«Вчерашнего числа с отрядом, мне вверенным, соединился я с господином генерал-майором Бурцовым у селения Дигура и сего числа хочу занять высоты, командующие неприятельским лагерем. Я надеюсь, что ваше сиятельство, имея маршевой батальон (маршевой батальон сей, отправленный из Севастополя морем, вышел на берег при Редут-Куле и, идучи через самые пагубные места во время лета, впоследствии времени весь почти исчез от болезни и чумной заразы в Ахалцыхе), можете отразить неприятеля, если бы захотел он сделать на вас нападение со стороны Ковблиана, причем прошу ваше сиятельство уведомить меня, если вы будете получать какие-либо известия о неприятеле и также о состоянии вашем».
(Бебутов, кроме того, имел еще один батальон Графского полка и потому не был в опасности.)
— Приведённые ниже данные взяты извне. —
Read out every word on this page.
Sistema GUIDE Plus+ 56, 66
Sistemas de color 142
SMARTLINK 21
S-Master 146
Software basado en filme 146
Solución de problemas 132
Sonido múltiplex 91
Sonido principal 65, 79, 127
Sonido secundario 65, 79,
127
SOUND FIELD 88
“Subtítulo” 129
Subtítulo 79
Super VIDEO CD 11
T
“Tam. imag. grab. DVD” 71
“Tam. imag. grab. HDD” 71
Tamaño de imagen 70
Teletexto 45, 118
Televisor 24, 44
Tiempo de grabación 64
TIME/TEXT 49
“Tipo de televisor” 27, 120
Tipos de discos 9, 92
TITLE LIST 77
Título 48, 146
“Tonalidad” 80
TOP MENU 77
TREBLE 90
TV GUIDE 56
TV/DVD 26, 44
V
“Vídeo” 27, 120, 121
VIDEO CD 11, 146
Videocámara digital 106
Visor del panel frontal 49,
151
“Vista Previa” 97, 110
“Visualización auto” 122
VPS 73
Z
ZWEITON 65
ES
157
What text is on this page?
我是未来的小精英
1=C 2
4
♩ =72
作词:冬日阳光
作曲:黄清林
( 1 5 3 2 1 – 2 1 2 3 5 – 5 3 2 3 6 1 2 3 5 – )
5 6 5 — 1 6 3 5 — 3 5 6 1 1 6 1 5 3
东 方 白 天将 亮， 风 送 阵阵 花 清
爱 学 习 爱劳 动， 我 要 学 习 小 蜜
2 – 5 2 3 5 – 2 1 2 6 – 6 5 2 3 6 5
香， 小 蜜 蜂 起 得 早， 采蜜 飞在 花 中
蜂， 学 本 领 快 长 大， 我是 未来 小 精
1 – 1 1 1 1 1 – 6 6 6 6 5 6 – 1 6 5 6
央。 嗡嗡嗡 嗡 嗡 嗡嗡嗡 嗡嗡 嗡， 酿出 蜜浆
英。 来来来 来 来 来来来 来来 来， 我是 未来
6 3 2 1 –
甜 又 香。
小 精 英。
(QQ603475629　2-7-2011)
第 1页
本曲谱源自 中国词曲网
Если бы турки заняли и защищали первую покатость берега реки и тесный каменистый подъем у Дигура, то бы нам было весьма трудно одолеть их в сем месте. Я опасался сего каждую минуту и не мог иначе объяснить причины сего, как их оплошностью. Забродский скоро поднялся со своим батальоном и орудиями и, вышед на небольшую равнину или долину, огражденную с одной стороны высотою, которая отделяла его с левой стороны от турецкого лагеря, а с правой – высоким лесистым отрогом гор, тянущихся от Аджарской цепи, хотел обратиться налево, дабы занять назначенную высоту, но был вскоре встречен неприятелем, вышедшим из своего лагеря и обогнувшим означенную высоту…[43]
1832 год[44]
Я уже собирался выехать из Петербурга[46], и день отъезда моего был назначен 18-го числа октября, почему и просил докладной запиской военного министра графа Чернышева уведомления, когда мне можно будет представиться государю, дабы откланяться. Между тем съездил к некоторым лицам, дабы проститься. 16-го я был у Бенкендорфа, которого встретил на крыльце; он сбирался куда-то ехать и спросил меня, куда я располагал пуститься в путь. Я отвечал, что в Тульчин, к дивизии.
– Так же нет! – сказал он. – Вы не едете в Тульчин; я могу вам сие утвердительно сказать.
– Куда же? – спросил я.
– Я не вправе вам сего сказать, – отвечал Бенкендорф, – но вы имеете от государя весьма лестное поручение, важное, великое.
– В какую сторону?
– Ничего не могу вам сказать, но вы сие, вероятно, сегодня узнаете.
– Какого рода? – спросил я опять. – Будут ли пушки?
– Может кончиться и пушками, – продолжал Бенкендорф, – дело сие совсем необыкновенное, и можно только вас поздравить с доверенностью, которую вам в сем случае оказывает государь.
Я более не расспрашивал его; но, возвратившись домой, нашел у себя на столе запечатанное уведомление от дежурного генерала Клейнмихеля, коим он сообщал мне, что я по воле государя имею остаться в Петербурге по надобности службы впредь до особого назначения.
Два дня я оставался дома в ожидании своего назначения; наконец, полагая обязанностью своей съездить к военному министру, чрез коего было отдано вышеизложенное приказание государя, я съездил к графу Чернышеву и спросил его: такого ли рода поручение сие, дабы я мог надеяться, следуя к оному, заехать к отцу в деревню[47]. Сие нужно было мне знать для изготовления в дорогу; ибо намерение мое было выехать из Петербурга с дочерью [Натальей][48],[49]. Он сказал мне, что полагал сие возможным, но что на сие надобно будет испросить разрешения у государя. Он говорил мне о возможности поручения, не объясняя оного, ибо, кажется, что и сам был оному чужд; но сказал мне, что я по сему буду в сношениях и зависимости от министра иностранных дел графа Нессельроде.
По некоторым разговорам, которые я имел с человеком, прослышавшим о сем поручении, я мог догадываться, что оно касалось дел турок или греков. Будучи же у развода, я виделся с графом [Алексем] Орловым, который знал о сем поручении и говорил мне, что оно будет восточное.